Promise

It has become a summer tradition for us to spend a week at the beach with our best friends. Our “framily“, if you will. Altogether, there are 9 of us – 4 adults and 5 kids – and we rent a big beach house and function as a big, loud, happy family unit for a week.

On the earliest trips, when the kids were younger, the ratio of kids to adults meant that there was always a kid convinced that one of the adults had “promised” something to the group. The 4 of us would practically hold staff meetings and develop a party line on the things the kids were lobbying for, trying to seal off the cracks where the kids might insert their own interpretations as much as possible.
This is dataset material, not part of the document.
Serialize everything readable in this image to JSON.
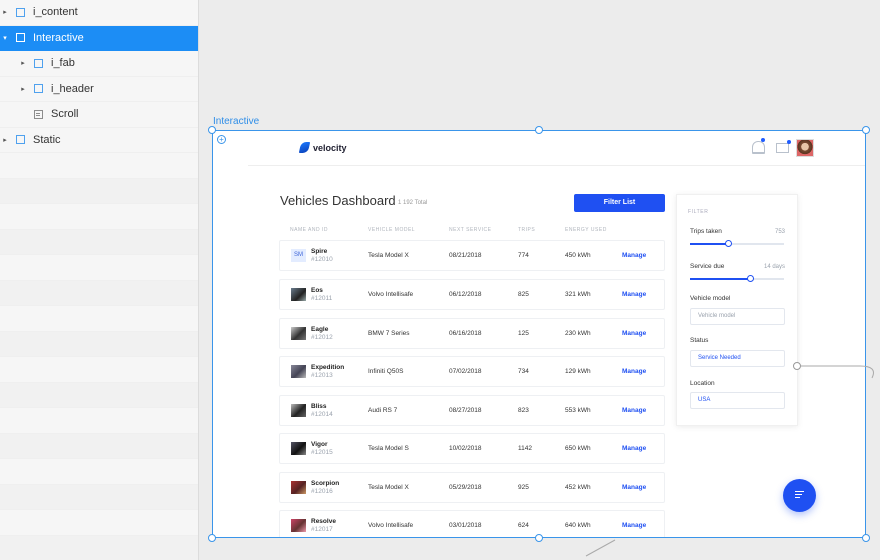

But careful communication does nothing to prevent selective hearing, so statements like “we will go to Mister Whippy if its too rainy to go to the beach” or “we can go to the waterpark if it is open” usually ended with someone gravely disappointed. “But Mom promised!” “But Dad PROMISED!!”

‘BUTTTT YOUUUUU PROMISSSEEEEEDDDDDD!!!?!?!?!?!”

“I have told you these things, so that in me you may have peace. In this world you will have trouble. But take heart! I have overcome the world.”

John 16:33

I think sometimes we read the Word and pull promises from it the same way my son pulls promises from offhanded comments about milk shakes. I have seen inspirational posters using just part of the scripture above: “But take heart! I have overcome the world”.

But that does such a disservice – not just to our understanding, but to the promise itself.

The promise isn’t that you will never face suffering; to believe that is to end up gravely disappointed, or worse, deeply disillusioned. Jesus knows this, which is why He tells us – “you will have trouble”. No doubt.

The promise is that, despite our inevitable trouble, in Him we will have peace. We will have peace because He has overcome the world.

This is a promise that we will endure; that the worst thing is never the last thing; that surely He will be with us to the very end of the age.